Il ne semble pas, cependant, que ce stratagème ait des chances de réussir. Espérer que, en transformant l'île irlandaise en une arène de confrontation, le Royaume-Uni pourra sortir victorieux d'une guerre commerciale que l'UE peut gagner sans sourciller n'est crédible qu'avec le consentement de l'influent lobby irlando-américain.
Étant donné que l'actuel président américain est d'origine irlandaise et que les États-Unis ont joué un rôle dans la fin de la guerre civile en Ulster, il est peu probable que la Commission européenne ne voie pas l'intérêt de Londres, surtout après sa tentative de prendre pied dans la région Asie-Pacifique et de s'attirer les faveurs de l'administration Biden, aux dépens de Paris.

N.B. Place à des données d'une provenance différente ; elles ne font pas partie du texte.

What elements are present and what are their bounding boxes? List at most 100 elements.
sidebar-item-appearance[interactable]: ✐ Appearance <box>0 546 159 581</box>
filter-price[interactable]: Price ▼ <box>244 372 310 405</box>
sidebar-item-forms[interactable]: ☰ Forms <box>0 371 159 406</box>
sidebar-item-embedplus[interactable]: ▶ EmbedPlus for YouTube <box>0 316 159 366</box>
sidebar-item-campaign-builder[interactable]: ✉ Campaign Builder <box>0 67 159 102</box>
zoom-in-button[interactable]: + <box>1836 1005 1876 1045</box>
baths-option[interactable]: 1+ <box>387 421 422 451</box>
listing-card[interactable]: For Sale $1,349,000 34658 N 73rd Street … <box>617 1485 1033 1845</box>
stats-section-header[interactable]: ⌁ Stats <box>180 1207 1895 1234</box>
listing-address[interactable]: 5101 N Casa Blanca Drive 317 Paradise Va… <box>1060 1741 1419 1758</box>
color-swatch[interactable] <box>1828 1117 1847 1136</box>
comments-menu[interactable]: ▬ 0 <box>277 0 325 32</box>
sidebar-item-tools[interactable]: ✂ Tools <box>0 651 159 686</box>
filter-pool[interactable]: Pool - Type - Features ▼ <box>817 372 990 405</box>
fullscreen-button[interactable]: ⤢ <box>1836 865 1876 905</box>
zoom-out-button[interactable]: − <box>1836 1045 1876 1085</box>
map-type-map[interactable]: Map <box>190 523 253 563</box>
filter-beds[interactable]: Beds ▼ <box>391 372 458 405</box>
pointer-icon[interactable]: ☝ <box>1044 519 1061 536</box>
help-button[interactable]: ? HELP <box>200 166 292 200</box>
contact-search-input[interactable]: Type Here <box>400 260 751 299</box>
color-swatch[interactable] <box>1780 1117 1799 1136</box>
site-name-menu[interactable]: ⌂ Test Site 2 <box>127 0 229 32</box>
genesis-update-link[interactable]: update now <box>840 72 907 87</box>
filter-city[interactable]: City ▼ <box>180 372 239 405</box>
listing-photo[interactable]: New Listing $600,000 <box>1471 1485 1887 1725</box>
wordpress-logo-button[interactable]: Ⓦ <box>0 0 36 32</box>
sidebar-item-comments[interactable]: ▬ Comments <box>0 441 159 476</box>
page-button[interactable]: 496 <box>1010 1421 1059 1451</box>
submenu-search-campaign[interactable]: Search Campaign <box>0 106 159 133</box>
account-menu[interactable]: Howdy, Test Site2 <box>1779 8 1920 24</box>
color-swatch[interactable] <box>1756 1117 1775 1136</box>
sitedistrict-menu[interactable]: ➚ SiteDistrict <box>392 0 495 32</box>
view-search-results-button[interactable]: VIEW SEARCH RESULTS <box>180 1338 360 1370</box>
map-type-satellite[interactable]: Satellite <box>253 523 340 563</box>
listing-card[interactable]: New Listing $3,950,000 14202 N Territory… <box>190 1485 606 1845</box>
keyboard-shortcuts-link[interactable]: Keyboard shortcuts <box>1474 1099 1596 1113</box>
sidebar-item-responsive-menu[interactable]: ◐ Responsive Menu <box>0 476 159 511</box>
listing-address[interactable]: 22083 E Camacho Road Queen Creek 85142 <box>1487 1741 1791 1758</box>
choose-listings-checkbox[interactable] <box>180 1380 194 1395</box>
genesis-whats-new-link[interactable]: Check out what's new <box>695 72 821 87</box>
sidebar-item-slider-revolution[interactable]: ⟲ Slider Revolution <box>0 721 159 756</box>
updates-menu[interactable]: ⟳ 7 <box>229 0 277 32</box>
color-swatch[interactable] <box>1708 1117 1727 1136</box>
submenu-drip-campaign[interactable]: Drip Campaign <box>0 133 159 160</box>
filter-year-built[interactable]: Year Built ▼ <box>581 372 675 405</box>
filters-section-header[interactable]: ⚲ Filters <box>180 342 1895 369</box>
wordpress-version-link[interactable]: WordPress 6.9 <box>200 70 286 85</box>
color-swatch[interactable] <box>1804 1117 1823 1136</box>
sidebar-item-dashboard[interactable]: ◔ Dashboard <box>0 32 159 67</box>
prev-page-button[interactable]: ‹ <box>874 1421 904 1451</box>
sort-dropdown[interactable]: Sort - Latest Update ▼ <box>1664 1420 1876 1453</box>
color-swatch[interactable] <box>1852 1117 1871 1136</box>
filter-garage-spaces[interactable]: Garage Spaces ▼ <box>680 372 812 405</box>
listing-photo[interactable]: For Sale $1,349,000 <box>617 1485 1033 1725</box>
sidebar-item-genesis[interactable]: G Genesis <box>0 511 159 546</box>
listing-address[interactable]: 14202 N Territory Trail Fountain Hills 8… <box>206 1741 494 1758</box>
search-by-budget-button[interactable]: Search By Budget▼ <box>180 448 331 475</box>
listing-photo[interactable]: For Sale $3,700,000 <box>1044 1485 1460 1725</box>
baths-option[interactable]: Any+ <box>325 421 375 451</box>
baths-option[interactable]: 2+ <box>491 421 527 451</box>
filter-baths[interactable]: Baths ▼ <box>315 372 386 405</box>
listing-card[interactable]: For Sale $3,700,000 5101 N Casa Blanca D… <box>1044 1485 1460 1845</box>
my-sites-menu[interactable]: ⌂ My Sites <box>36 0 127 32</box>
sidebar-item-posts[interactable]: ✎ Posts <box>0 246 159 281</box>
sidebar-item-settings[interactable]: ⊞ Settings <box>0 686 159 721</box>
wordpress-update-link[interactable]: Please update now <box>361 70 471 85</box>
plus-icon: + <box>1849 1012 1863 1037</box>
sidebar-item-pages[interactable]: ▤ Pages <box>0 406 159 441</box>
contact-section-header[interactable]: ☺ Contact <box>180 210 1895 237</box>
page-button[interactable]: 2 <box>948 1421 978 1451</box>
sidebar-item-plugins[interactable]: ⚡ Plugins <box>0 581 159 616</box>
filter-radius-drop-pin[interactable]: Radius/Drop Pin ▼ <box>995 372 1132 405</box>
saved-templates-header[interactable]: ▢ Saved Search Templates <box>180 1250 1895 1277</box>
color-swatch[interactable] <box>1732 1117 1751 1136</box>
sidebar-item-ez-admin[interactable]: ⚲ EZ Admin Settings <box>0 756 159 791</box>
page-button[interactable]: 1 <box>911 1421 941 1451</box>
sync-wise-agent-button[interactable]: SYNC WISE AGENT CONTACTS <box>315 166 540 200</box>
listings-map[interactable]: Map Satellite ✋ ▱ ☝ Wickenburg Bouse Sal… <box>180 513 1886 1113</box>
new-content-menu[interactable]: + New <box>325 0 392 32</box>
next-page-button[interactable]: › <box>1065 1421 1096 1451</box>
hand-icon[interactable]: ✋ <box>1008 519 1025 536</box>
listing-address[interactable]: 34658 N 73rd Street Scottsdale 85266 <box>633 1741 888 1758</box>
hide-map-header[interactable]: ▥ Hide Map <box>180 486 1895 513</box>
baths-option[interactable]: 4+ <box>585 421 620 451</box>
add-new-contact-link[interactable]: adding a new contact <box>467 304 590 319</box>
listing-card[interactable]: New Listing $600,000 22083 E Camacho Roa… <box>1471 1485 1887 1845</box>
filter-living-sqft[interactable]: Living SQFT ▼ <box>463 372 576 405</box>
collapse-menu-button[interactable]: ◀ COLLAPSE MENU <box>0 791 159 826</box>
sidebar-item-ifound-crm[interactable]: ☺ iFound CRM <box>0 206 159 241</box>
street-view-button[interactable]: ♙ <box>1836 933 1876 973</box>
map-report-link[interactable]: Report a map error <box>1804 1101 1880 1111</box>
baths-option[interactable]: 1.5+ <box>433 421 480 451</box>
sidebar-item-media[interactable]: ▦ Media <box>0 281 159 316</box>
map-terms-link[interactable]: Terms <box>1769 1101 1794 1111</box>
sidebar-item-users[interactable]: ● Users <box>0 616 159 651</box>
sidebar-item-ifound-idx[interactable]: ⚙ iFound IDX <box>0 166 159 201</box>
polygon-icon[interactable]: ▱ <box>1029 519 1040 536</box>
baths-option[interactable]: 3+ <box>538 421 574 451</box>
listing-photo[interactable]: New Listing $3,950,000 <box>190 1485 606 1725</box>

Bruxelles, pour sa part, est consciente à la fois que la population britannique commence à montrer des signes de ras-le-bol du Brexit, et de l'utilité pour Johnson de l'invoquer pour se soustraire à ses responsabilités en accusant l'Europe des conséquences de ses propres décisions.  En raison de cette dynamique, Bruxelles peut simplement résister pour gagner, laissant Downing Street subir l'érosion systémique qui accompagne la relativisation de son propre état de droit en répudiant un engagement juridique auquel il est lié par le droit international. 

La politique étrangère de la Grande-Bretagne au cours des 400 dernières années a consisté à empêcher une puissance prédominante sur le continent européen. Étant donné qu'une telle puissance existe désormais sous la forme de l'Union européenne, et étant donné que Londres ne peut plus continuer à freiner le projet européen de l'intérieur, il était tout à fait prévisible que le Royaume-Uni remue à nouveau le vieux cocktail stratégique de divide et impera et d'obstruction diplomatique, moitié Lord Palmerston, moitié Henry Morgan, qui lui a rapporté tant de bénéfices dans le passé.